At least four people were killed when an Israeli strike hit an apartment in the Ramada hotel building in central Beirut early on Sunday, with Israel saying it targeted Iranian commanders operating in the Lebanese capital.
The attack marked the first Israeli strike to hit the heart of Beirut since Israel-Hezbollah hostilities resumed last week.
The Lebanese Ministry of Health also announced that a total of 12 people were killed and five others were injured in a series of night raids carried out by Israeli warplanes on a number of towns in southern Lebanon.
A source in the ministry said that the Israeli raids targeted the towns of Haboush, Jabal al-Batoum, al-Qusayr, Kafr Rumman, Dbeibine and Aitaroun.

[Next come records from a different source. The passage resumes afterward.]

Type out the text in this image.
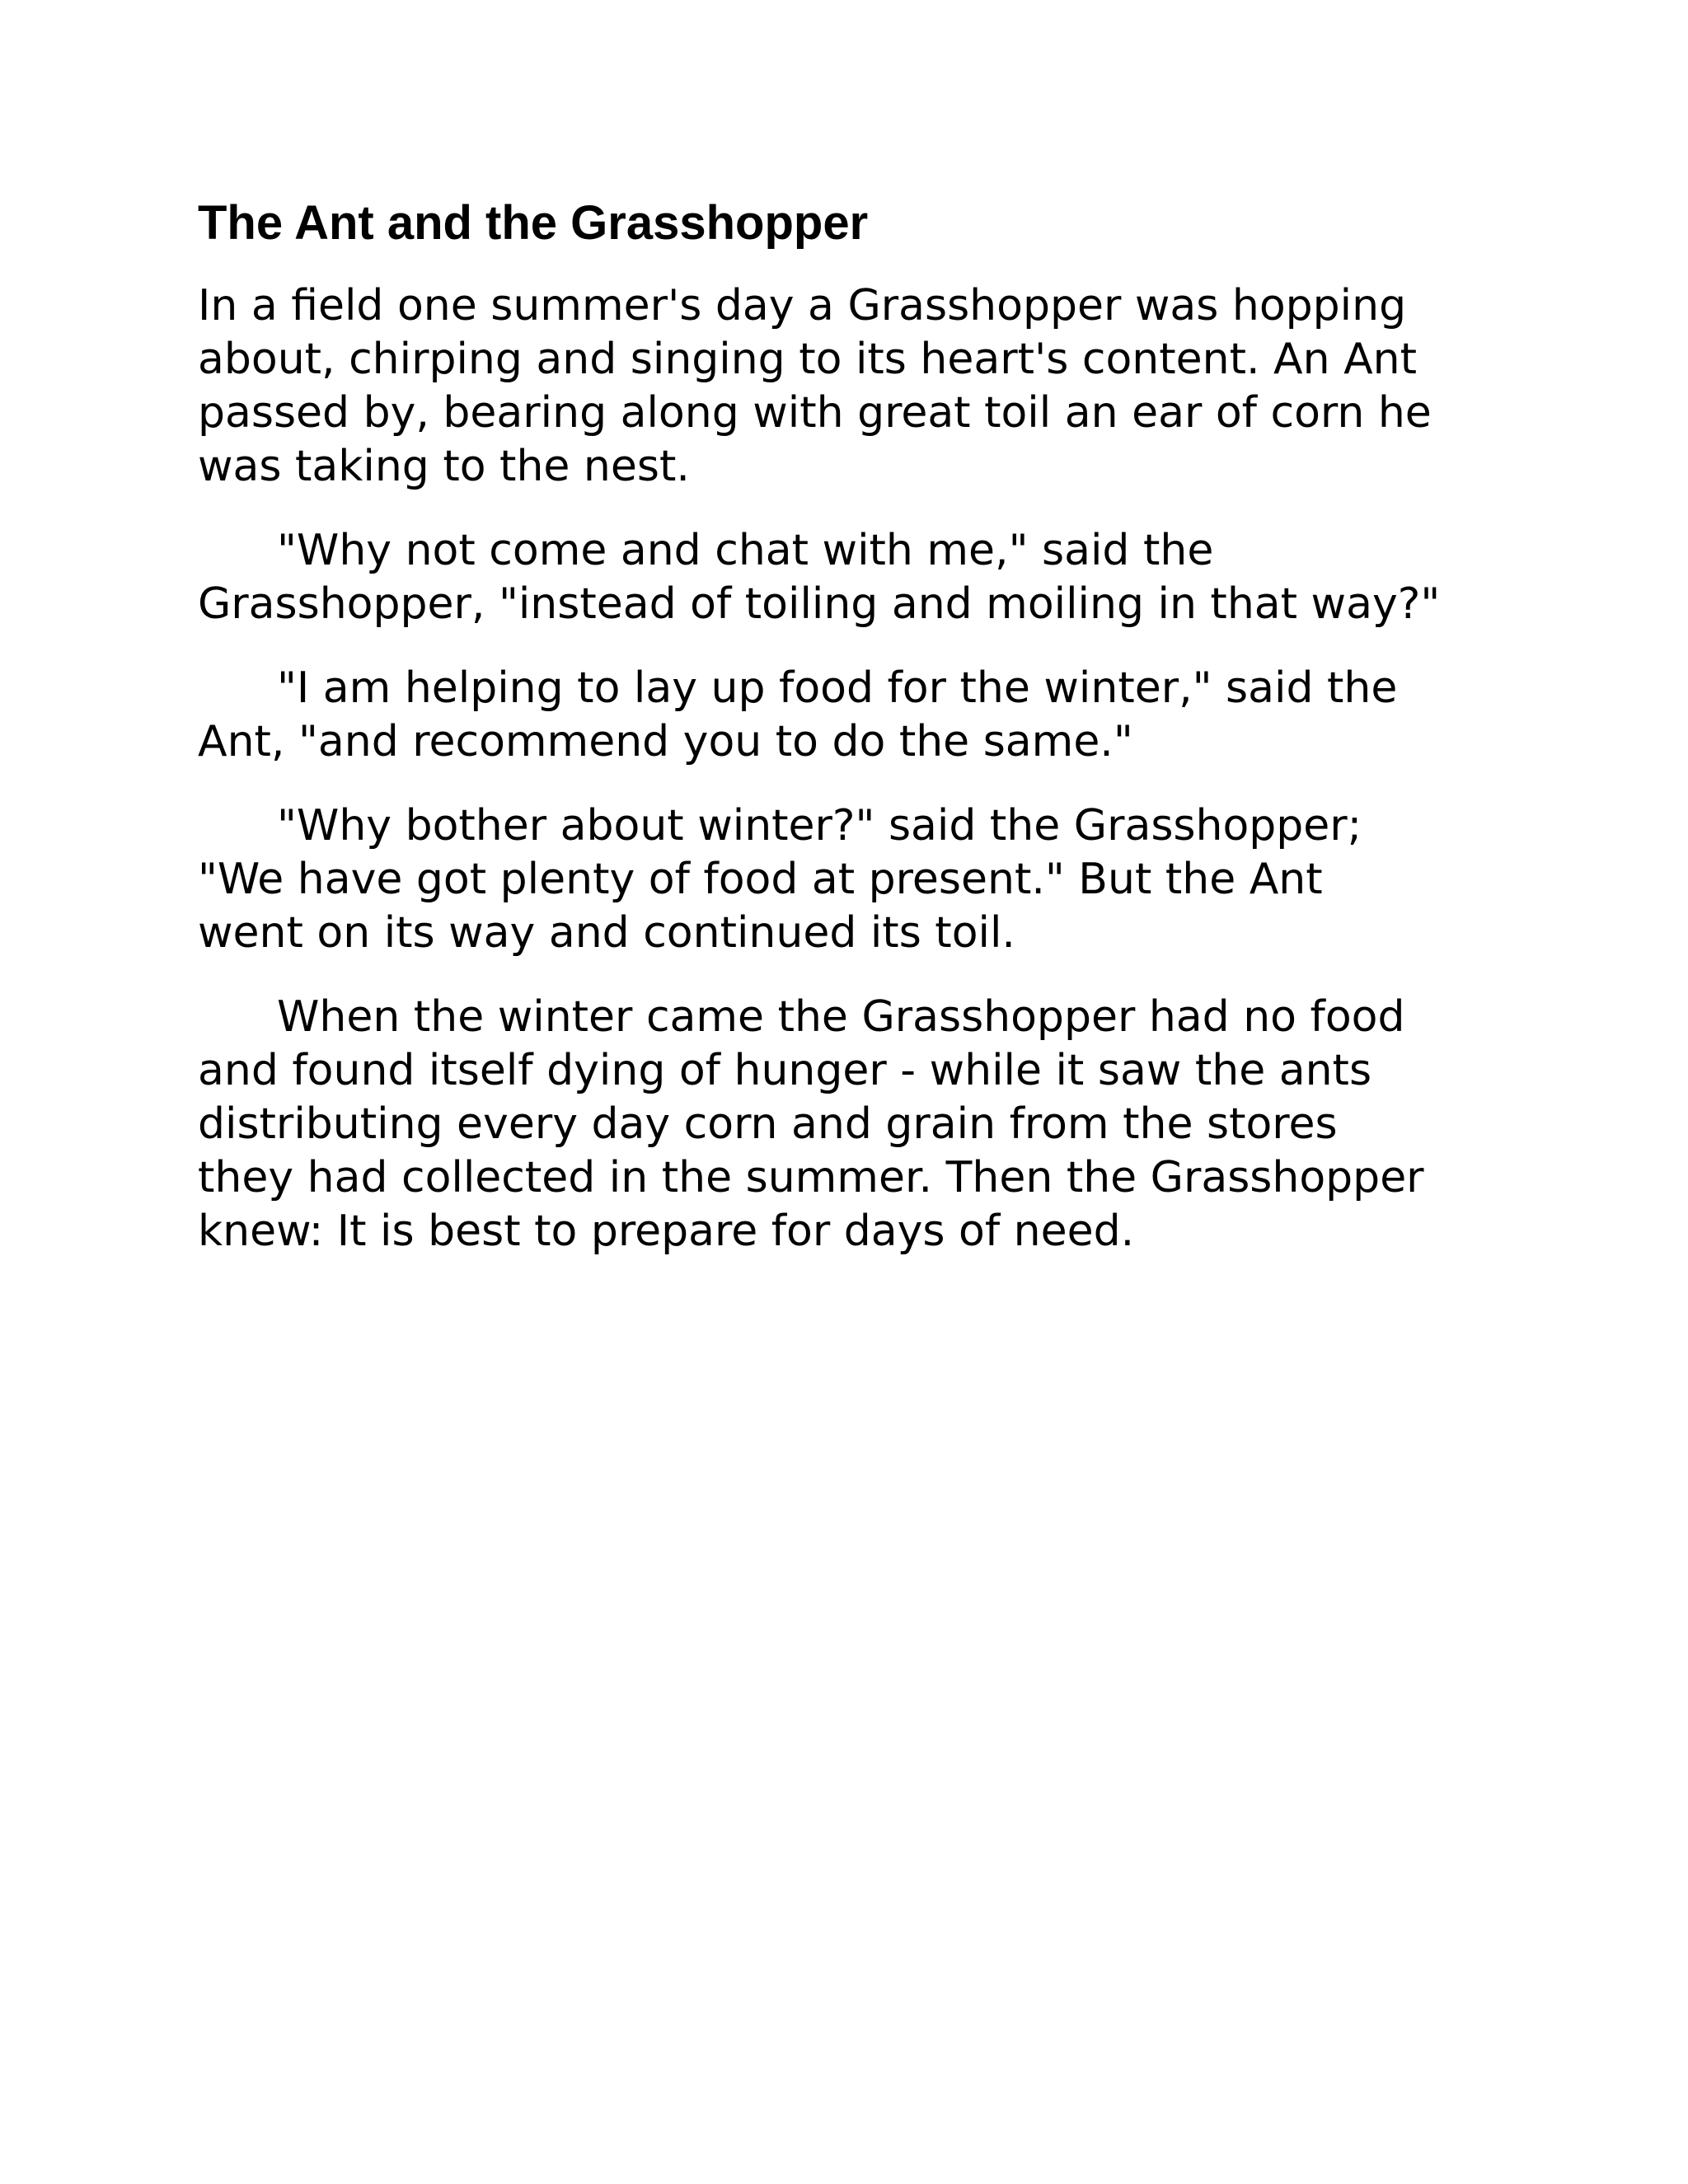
The Ant and the Grasshopper

In a field one summer's day a Grasshopper was hopping
about, chirping and singing to its heart's content. An Ant
passed by, bearing along with great toil an ear of corn he
was taking to the nest.

"Why not come and chat with me," said the
Grasshopper, "instead of toiling and moiling in that way?"

"I am helping to lay up food for the winter," said the
Ant, "and recommend you to do the same."

"Why bother about winter?" said the Grasshopper;
"We have got plenty of food at present." But the Ant
went on its way and continued its toil.

When the winter came the Grasshopper had no food
and found itself dying of hunger - while it saw the ants
distributing every day corn and grain from the stores
they had collected in the summer. Then the Grasshopper
knew: It is best to prepare for days of need.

At the Ramada hotel, Israel said it targeted key commanders of Iran's elite Quds Force of the Revolutionary Guards but did not name them.
"The commanders of the Quds Force's Lebanon Corps operated to advance terror attacks against the state of Israel and its civilians, while operating simultaneously for the IRGC in Iran," the Israeli military said in a statement.
The hotel was housing displaced people fleeing the war in southern Lebanon and Beirut's southern suburbs, and some were seen leaving the building for fear of further air strikes.
Last week, Israel said it had killed the commander of Iran's Quds Force in Lebanon, Daoud Ali Zadeh, in a strike in Tehran.
Lebanon was pulled into the widening U.S.-Israel war with Iran on Monday after the Iran-backed militant group Hezbollah fired rockets and drones into Israel. Israel responded with heavy strikes across southern and eastern Lebanon and near Beirut.